One of the reasons I feel strongly about this is my personal experience. When I gave birth, I was induced and I dilated extremely quickly, much faster than the midwife expected. I had been told they would check on my dilation after four hours, and they were expecting progress of about half a centimetre per hour. Until I reached 4cm dilated I was not going to be allowed gas and air, all I could have was paracetamol or an epidural. After 2 hours I was in so much pain that I asked for an epidural as I couldn’t see how I could cope with twelve hours or more of it, but no anaesthetist was available. Shortly after that, I felt my body starting to push, and told the midwife, but she didn’t believe I could be that far along. It was only because my husband was there and was insistent that they check what was going on, that the midwife looked, at which point she realised that I was fully dilated and in the process of pushing the baby out! Cue a massive panic because she was not ready for that stage of labor (and for some reason this seemed to require a lot of online paperwork) but at least I finally got the gas and air. If my husband hadn’t been there to advocate for me, god knows at what point they would have realised the baby was on its way, because I was in no position to have a debate and in the absence of any real pain relief could barely talk.

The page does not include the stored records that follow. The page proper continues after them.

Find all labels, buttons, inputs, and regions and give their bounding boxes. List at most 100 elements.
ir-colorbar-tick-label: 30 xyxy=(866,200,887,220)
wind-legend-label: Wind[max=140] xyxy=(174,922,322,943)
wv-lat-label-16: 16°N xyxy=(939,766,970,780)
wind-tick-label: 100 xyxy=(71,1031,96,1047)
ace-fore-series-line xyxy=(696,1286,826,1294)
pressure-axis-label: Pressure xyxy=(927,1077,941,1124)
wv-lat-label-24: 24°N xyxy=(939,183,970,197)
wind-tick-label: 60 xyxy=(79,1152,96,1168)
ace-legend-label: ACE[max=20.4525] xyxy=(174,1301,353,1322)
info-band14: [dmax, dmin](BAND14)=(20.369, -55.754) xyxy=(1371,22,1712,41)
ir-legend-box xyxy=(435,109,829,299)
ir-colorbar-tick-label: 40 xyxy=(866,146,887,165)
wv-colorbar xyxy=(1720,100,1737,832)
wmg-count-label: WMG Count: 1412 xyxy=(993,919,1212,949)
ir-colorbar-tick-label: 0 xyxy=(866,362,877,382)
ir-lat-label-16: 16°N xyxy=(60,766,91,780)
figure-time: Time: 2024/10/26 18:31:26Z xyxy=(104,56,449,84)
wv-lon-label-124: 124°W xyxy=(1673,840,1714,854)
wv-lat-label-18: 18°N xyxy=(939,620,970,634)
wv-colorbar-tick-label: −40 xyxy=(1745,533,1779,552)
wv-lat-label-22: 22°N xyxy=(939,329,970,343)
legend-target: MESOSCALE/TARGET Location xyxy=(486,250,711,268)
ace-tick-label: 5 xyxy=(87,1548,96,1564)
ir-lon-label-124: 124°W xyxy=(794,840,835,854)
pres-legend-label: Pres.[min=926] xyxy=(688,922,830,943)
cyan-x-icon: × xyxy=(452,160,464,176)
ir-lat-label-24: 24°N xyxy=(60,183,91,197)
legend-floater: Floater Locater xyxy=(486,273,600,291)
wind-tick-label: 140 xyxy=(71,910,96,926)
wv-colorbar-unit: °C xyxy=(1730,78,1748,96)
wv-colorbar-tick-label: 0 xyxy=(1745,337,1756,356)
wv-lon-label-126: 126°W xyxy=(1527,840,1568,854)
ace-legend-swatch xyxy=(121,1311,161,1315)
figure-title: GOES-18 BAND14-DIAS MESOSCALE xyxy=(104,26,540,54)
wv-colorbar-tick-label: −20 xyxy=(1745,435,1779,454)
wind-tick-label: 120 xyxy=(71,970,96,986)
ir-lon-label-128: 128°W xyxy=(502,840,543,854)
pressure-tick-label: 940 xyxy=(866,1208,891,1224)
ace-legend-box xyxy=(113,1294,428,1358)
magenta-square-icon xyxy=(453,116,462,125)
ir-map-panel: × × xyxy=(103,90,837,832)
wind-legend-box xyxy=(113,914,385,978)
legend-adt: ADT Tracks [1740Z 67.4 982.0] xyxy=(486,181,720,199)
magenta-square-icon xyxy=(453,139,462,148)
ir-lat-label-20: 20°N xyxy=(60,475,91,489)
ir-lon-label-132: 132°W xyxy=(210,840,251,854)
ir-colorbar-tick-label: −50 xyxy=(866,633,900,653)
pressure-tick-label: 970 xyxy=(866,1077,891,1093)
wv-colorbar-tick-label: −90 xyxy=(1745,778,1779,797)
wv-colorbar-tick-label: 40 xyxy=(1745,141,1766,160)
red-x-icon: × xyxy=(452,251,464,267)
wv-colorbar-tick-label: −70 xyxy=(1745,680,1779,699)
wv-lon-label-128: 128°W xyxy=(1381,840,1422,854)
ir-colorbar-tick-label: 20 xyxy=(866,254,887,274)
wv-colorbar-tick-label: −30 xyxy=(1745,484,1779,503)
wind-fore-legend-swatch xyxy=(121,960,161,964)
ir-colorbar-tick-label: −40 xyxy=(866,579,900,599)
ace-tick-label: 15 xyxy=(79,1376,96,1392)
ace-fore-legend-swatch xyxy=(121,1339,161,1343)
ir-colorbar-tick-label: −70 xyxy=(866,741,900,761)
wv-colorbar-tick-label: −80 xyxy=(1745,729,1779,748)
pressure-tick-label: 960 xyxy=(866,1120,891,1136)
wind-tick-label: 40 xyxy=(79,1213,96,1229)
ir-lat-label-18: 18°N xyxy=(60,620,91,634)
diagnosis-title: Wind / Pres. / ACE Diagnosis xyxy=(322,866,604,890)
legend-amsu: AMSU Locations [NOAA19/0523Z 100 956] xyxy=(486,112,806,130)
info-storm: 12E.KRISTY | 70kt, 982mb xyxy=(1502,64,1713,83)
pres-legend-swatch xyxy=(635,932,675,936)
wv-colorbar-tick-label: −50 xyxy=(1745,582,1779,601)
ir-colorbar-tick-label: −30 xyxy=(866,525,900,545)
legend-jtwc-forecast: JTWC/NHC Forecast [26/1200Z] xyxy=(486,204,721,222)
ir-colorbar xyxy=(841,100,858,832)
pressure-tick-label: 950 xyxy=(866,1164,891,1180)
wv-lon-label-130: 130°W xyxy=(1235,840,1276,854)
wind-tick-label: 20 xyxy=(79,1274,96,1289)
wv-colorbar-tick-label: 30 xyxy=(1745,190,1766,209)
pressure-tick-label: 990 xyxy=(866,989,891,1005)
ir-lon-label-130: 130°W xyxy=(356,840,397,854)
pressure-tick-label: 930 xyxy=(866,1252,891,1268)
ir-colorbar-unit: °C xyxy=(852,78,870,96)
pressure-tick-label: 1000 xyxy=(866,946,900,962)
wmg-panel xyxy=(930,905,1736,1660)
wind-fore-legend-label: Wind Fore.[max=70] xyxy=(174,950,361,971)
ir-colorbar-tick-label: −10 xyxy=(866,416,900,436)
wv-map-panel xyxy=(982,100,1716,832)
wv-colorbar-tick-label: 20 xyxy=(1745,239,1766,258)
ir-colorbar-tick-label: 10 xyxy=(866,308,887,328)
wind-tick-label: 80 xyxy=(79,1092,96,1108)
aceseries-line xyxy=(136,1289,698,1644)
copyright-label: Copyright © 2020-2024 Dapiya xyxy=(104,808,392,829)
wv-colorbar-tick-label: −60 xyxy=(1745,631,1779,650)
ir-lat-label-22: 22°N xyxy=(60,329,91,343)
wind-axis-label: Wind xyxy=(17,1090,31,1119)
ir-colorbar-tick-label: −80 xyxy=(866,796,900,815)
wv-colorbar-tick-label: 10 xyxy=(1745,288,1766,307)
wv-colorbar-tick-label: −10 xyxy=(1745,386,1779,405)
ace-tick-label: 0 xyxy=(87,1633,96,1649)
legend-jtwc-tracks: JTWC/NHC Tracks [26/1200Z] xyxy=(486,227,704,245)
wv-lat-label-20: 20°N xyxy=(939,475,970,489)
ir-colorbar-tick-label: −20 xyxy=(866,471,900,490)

For some women, the presence of a birth partner and advocate is even more important. Black women are five times more likely to die from complications of pregnancy and childbirth when compared to white women in the UK. Mixed race and Asian women also suffer a higher risk of death. These women are being let down by our health system and the professionals who attend them. They need to have the support of a trusted partner when giving birth, and are likely to be disproportionately badly affected by any ban on attending birth partners.

In America, where some hospitals had already enacted a ban on birth partners, they have been forced to back down after a public outcry. Let’s make sure that a ban of this nature can’t happen in the UK.

The irony is that in the US, the bans were enacted after asymptomatic pregnant women, who were carrying the virus without knowing, infected hospital workers during labour. But restricting the presence of birth partners obviously does nothing to reduce the risk of labouring mothers transmitting the virus – they still have to be in hospital. Instead, we would protect both women, babies and health workers far better by ensuring that UK midwives, doctors and nurses are provided with adequate Personal Protective Equipment (PPE) to protect them from the risk of transmission from women or birth partners during labour. So far the government and Public Health England have been absolutely woeful at ensuring staff are protected with sufficient PPE in line with WHO guidelines. We’ve heard a lot about companies being drafted in to supply more ventilators – but PPE is just as important.